My Tatay Peles (grandfather) made his living from the Pacific Ocean by building engines for ships. He also owned commercial fishing boats. The nightly ritual was for my Tatay Peles to grill the day's catch for dinner. We would take walks to the beach pier at the end of the street to watch sunsets. He was also an avid collector of found artifacts from the Sea! I inherited some of the sea shells from his collection. 

My Tatay Peles was also into into orchids, gardening, and crafting all kinds of beautiful things such as cabinets, sewing kit boxes, banisters and so much more. He put it in so much detail into his crafts. He was a very talented artisan.  I'm hoping that one of these days, my mom will pass down to me the Ship in the Bottle that he made. (Mom: I know I'l exactly where to put it in my studio...) I also would love to find the nautical maps from his sea travels to integrate them into my mixed media art pieces.

How I wish my grandfather is alive today, so we can enjoy creating and gardening together. But I definitely feel his creative spirit when I'm making art and from being around the same things that he treasured.

Thanks Tatay Peles for giving me such profound maritime influence and memories...

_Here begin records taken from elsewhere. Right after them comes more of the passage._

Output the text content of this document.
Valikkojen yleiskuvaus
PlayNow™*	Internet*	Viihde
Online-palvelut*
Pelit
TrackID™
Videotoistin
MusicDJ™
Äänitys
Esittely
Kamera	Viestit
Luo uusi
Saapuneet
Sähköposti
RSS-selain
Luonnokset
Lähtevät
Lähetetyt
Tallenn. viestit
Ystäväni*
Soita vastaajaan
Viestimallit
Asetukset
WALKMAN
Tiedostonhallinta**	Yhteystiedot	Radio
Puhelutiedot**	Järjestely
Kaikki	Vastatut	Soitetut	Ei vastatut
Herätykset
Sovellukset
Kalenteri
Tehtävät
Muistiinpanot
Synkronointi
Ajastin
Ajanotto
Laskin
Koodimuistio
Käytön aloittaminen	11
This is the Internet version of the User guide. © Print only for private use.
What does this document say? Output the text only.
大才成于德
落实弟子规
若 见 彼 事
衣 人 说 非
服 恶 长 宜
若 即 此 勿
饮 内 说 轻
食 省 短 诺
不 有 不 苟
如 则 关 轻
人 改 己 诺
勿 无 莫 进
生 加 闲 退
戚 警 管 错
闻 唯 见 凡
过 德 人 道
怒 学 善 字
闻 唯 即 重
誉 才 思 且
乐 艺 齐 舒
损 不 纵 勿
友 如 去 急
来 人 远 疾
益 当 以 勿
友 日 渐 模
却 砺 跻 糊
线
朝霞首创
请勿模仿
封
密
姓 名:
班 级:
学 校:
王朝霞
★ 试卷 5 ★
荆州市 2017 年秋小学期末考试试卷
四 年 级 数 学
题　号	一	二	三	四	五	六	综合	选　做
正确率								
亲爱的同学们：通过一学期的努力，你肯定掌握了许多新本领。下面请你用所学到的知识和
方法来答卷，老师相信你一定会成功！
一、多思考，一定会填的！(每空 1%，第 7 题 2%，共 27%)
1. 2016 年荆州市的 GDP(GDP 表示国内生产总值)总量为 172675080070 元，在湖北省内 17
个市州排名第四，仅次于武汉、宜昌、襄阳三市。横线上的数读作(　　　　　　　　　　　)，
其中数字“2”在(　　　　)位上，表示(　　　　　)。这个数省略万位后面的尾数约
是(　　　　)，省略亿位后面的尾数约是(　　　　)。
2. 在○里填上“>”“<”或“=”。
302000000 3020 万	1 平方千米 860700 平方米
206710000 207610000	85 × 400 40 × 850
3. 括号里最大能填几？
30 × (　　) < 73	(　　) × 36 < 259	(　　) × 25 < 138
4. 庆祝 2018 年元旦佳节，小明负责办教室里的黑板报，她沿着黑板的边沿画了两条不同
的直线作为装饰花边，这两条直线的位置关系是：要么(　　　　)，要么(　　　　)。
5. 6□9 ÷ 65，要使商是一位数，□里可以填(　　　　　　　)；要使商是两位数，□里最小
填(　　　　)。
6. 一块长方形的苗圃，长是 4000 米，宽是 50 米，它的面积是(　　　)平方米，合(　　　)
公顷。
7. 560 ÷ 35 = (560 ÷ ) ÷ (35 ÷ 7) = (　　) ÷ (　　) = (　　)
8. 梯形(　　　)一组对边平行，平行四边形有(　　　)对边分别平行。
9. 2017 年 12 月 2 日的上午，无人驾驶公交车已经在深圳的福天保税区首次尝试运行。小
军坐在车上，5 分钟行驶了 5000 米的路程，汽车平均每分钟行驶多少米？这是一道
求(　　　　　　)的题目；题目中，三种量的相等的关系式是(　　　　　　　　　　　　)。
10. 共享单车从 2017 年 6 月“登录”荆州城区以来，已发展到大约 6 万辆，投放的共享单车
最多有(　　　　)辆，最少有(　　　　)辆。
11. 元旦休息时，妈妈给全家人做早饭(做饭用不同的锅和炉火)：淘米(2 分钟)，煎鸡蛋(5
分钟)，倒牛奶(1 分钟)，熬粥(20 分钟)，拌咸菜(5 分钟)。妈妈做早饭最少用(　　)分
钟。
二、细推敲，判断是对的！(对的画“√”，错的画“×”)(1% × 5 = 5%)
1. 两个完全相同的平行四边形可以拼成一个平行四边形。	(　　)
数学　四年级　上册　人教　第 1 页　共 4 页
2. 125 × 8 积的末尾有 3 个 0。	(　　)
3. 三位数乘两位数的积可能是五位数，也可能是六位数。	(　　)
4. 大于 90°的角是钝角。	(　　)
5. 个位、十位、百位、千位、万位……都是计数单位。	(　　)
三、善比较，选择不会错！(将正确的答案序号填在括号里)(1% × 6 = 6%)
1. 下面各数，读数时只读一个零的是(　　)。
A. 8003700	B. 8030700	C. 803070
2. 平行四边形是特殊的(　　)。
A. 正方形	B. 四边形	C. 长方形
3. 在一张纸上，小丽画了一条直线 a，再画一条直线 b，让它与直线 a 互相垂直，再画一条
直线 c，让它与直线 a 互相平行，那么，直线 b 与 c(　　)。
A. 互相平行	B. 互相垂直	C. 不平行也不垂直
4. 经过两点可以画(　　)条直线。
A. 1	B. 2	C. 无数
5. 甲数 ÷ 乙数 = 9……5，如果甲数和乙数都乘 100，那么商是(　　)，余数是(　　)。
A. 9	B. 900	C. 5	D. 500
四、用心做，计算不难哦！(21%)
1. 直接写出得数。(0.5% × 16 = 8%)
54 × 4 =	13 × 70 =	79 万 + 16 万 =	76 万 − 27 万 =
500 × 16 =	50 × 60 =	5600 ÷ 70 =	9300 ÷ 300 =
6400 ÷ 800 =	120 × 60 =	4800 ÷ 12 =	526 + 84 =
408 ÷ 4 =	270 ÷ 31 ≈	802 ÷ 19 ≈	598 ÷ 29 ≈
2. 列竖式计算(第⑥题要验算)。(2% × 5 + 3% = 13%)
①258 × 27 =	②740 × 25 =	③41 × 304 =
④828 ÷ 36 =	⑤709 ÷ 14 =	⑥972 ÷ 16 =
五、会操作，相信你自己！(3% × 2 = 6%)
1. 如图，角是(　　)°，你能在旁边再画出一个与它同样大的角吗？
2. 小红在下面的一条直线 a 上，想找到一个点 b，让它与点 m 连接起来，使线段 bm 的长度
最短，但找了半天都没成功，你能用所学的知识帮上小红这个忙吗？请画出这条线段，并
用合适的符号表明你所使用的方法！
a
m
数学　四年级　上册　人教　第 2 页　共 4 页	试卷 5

THE SEA (Pablo Neruda, On the Blue Shore of Silence)
I need the sea because it teaches me, 
I don’t know if I learn music or awareness,
if it’s a single wave or its vast existence,
or only its harsh voice or its shining
suggestion of fishes and ships.
The fact is that until I fall asleep,
in some magnetic way I move in
the university of the waves.
It’s not simply the shells crunched
as if some shivering planet
were giving signs of its gradual death;
no, I reconstruct the day out of a fragment,
the stalactite from a sliver of salt,
and the great god out of a spoonful.
What it taught me before, I keep. It’s air
ceaseless wind, water and sand.
It seems a small thing for a young man,
to have come here to live with his own fire;
nevertheless, the pulse that rose
and fell in its abyss,
the cracking of the blue cold,
the gradual wearing away of the star,
the soft unfolding of the wave
squandering snow with its foam,
the quiet power out there, sure
as a stone shrine in the depths,
replaced my world in which were growing
stubborn sorrow, gathering oblivion,
and my life changed suddenly:
as I became part of its pure movement.